ApoE2-Mediated Neuroprotective Mechanism Through Up-regulation of Glycolysis

Abstract

Studies presented here aim at gaining an insight into mechanisms of how human apolipoprotein E (ApoE) isoforms impact glucose metabolism, particularly through regulation of glycolysis, which may ultimately result in pathophysiological alterations in the brain. Consistent with our previous findings, hexokinase, the enzyme that catalyzes the initial and irreversible conversion of glucose to 6-phophoglucose in the first step of glycolysis, is significantly affected by ApoE isoforms in stably human Apo E2, 3, or 4 expressing Neuro-2a cell lines. Results from a time course study indicate that the regulation of hexokinase by ApoE is typically through a chronic pattern. Additionally, glycolytic function was also differentially regulated by three ApoE isoforms with ApoE2 group shows the most robust profile. The data indicate that hApoE2-expressing cells exhibited significantly enhanced glycolytic activity compared to ApoE4-expressing cells, possibly through the upregulation of hexokinase. With the evidence that ApoE isoforms differentially regulate glycolytic function via hexokinase, cell health status was further assessed by both metabolic activity and morphological phenotype.
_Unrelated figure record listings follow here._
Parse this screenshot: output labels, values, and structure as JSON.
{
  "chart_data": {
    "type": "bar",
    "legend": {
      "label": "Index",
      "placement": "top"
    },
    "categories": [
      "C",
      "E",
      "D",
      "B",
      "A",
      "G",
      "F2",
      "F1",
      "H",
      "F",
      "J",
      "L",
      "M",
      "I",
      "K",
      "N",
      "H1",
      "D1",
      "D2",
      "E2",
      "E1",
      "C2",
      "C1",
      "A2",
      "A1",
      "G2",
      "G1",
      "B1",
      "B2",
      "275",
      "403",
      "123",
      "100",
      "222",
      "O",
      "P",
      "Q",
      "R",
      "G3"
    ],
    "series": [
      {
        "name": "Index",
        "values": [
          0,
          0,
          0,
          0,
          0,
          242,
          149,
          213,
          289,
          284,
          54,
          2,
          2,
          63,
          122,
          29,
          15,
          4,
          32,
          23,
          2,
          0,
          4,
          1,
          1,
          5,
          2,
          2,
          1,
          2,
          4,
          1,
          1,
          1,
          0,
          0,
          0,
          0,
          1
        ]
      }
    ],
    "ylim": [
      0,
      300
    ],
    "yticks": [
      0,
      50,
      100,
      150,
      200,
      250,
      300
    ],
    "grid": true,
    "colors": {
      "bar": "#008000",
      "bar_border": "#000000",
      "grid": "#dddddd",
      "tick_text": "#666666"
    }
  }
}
In line with our prediction, the regulation of hexokinase and the differential glycolytic profiles directly correlated to the overall health status of the three ApoE isoforms-expressing cells. Meanwhile, we observed no significant alteration in apoptotic markers and the insulin-regulated glucose transporter, which further supports a neuroprotective role of ApoE2 through up-regulation of glucose metabolism. Furthermore, this thesis employed a differentiated neuronal model to determine the influence of ApoE on the regulation of neuronal glycolysis. In transfected neurons, differential regulation of hexokinase and glycolytic function by hApoE2/3/4 was also observed. hApoE2-transfected neurons exhibited a significantly higher expression and activity of hexokinase as well as lactate production than cells transfected with ApoE3 or ApoE4. Taken together, results from these studies indicate that human ApoE isoforms differentially modulate neuronal glycolysis via regulation of hexokinase, which directly correlates to neuronal metabolic activity and health status. The ApoE2-mediated glycolytic robustness may suggest a mechanistic rationale for its neuroprotective role and consequently provides a novel therapeutic approach against the onset of AD.